La présente campagne est marquée du même sceau que les précédentes. Elle vise à fournir les meilleures conditions d'enseignement, de recherche et de travail à la communauté universitaire. Cela montre également que l'objectif de 1920 de donner à la population canadienne-française des générations de bâtisseurs qui savent la représenter et la défendre a été respecté.

Noblesse oblige.

Denis Plante
Division des archives
Collaboration spéciale

Sources: Université de Montréal, Division des archives, Fonds du Secrétariat général.

Hélène-Andrée Bizier, L'Université de Montréal: la quête du savoir, Montréal, Libre Expression, 1993, 311 pages.

Alain Gauthier, Les campagnes de souscription de 1920 et de 1947 à l'Université de Montréal, 195 pages. Thèse.


L'UdeM a 80 ans

En 1876 s'ouvre, à Montréal, une succursale de l'Université Laval, fondée 24 ans plus tôt.

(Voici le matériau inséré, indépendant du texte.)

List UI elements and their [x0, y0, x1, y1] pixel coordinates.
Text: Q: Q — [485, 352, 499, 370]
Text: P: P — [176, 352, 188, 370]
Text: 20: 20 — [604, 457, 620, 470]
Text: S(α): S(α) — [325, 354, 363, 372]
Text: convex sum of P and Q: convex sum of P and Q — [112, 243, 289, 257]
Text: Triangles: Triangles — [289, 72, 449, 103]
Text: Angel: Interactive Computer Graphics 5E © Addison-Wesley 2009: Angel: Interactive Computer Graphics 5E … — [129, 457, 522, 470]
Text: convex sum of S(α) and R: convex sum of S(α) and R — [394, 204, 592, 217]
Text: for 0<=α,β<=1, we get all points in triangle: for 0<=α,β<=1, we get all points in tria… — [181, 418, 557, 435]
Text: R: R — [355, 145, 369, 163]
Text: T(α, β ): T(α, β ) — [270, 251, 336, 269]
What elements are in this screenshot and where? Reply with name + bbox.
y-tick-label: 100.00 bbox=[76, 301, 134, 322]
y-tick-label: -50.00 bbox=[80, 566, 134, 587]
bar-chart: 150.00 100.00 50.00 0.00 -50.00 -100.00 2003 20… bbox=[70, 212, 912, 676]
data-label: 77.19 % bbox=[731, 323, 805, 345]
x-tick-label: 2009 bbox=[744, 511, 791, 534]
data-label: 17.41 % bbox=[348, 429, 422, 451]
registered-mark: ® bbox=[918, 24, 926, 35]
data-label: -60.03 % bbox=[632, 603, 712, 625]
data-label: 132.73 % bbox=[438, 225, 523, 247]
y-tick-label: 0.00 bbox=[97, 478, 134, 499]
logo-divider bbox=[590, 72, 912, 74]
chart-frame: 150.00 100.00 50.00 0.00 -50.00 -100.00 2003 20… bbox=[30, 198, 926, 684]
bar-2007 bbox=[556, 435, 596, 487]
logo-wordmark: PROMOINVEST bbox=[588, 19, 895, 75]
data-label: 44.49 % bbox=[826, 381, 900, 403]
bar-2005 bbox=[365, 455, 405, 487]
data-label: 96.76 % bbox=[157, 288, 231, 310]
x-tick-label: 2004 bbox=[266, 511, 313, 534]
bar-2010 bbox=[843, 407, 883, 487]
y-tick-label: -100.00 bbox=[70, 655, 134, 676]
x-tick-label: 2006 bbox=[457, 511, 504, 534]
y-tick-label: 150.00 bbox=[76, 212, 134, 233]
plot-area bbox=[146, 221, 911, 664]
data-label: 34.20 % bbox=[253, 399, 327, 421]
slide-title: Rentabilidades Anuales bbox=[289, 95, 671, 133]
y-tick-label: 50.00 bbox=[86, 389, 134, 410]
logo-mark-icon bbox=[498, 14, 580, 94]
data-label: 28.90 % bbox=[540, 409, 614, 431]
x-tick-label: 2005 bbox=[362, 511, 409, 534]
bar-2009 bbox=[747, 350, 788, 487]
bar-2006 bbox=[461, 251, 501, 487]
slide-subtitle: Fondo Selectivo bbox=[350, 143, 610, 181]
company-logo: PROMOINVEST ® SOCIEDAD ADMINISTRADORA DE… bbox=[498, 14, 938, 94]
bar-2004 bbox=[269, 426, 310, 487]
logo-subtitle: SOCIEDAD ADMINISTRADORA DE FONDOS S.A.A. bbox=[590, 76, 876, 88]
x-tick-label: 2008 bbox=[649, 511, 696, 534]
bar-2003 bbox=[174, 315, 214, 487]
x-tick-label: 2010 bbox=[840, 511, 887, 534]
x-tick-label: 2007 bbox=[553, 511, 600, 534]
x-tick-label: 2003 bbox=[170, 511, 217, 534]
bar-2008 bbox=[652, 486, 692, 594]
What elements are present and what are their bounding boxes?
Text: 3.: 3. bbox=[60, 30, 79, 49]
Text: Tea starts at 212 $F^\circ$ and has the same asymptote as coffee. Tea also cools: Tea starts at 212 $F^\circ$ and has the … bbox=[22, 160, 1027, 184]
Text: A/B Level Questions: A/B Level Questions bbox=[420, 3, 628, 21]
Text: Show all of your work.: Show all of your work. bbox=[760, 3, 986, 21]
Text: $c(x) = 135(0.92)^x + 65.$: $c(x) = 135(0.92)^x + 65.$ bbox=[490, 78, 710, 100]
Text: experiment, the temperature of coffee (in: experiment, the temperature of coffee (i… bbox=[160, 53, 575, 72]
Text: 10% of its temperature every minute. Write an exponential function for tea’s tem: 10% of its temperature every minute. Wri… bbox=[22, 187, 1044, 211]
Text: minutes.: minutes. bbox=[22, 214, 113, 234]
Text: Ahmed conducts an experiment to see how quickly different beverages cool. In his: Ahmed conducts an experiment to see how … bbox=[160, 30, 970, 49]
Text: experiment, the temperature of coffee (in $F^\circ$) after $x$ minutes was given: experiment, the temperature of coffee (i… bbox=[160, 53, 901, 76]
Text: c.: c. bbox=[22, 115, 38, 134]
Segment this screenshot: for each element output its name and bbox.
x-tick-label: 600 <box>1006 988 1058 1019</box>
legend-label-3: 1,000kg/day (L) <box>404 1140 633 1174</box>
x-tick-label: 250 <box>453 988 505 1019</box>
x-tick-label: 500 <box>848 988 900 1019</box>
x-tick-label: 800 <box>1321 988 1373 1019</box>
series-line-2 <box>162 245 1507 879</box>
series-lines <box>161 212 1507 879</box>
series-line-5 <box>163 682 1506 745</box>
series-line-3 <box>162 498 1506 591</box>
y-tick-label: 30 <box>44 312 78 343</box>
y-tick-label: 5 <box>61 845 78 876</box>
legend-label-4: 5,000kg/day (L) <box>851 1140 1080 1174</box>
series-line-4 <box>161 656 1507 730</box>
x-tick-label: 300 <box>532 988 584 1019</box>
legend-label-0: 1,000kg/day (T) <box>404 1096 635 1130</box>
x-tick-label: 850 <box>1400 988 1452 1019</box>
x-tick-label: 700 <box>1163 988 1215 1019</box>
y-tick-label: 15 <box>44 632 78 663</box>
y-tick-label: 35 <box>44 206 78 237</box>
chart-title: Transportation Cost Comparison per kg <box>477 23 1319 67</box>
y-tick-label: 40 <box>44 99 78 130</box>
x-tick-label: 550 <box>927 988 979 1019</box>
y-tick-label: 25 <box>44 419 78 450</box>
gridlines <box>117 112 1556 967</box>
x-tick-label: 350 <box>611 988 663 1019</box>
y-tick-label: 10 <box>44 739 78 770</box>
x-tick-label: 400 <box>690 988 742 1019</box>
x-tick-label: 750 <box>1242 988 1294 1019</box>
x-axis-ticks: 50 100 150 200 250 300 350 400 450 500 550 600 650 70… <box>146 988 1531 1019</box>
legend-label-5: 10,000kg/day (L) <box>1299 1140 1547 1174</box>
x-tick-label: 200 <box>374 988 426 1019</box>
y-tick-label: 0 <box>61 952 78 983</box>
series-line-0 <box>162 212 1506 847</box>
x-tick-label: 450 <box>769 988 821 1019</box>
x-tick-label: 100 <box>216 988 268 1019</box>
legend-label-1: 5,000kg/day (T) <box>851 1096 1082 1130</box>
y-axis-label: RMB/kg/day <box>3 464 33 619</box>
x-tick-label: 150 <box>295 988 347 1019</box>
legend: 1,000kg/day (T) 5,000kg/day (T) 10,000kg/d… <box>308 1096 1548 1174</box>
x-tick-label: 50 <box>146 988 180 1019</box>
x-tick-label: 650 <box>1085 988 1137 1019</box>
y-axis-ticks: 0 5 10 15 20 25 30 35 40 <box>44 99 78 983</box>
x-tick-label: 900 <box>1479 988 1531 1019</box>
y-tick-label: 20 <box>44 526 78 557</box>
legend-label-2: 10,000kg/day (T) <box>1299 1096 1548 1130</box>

Dès lors, entre les deux villes s'installe "une querelle universitaire" qui durera jusqu'à l'obtention, par la succursale de Montréal, de son autonomie.

Il faut attendre le rescrit du 8 mai 1919 du pape Benoît XV pour que la succursale montréalaise de l'Université Laval acquière son indépendance. Puis, le 14 février 1920, la législature provinciale octroie à la corporation "Université de Montréal" une charte civile. L'Université de Montréal est enfin née.

La double identité religieuse et civile s'est longtemps reflétée dans la composition administrative de l'Université. Ainsi le chancelier était l'archevêque de Montréal, le recteur et le vice-recteur deux ecclésiastiques choisis par les évêques de Montréal et le secrétaire général un laïc choisi par le Conseil universitaire. Cette situation a été modifiée par la charte de 1967, l'Université de Montréal étant reconnue comme laïque.

L'Université de Montréal a donc 80 ans en ce jour de la Saint-Valentin.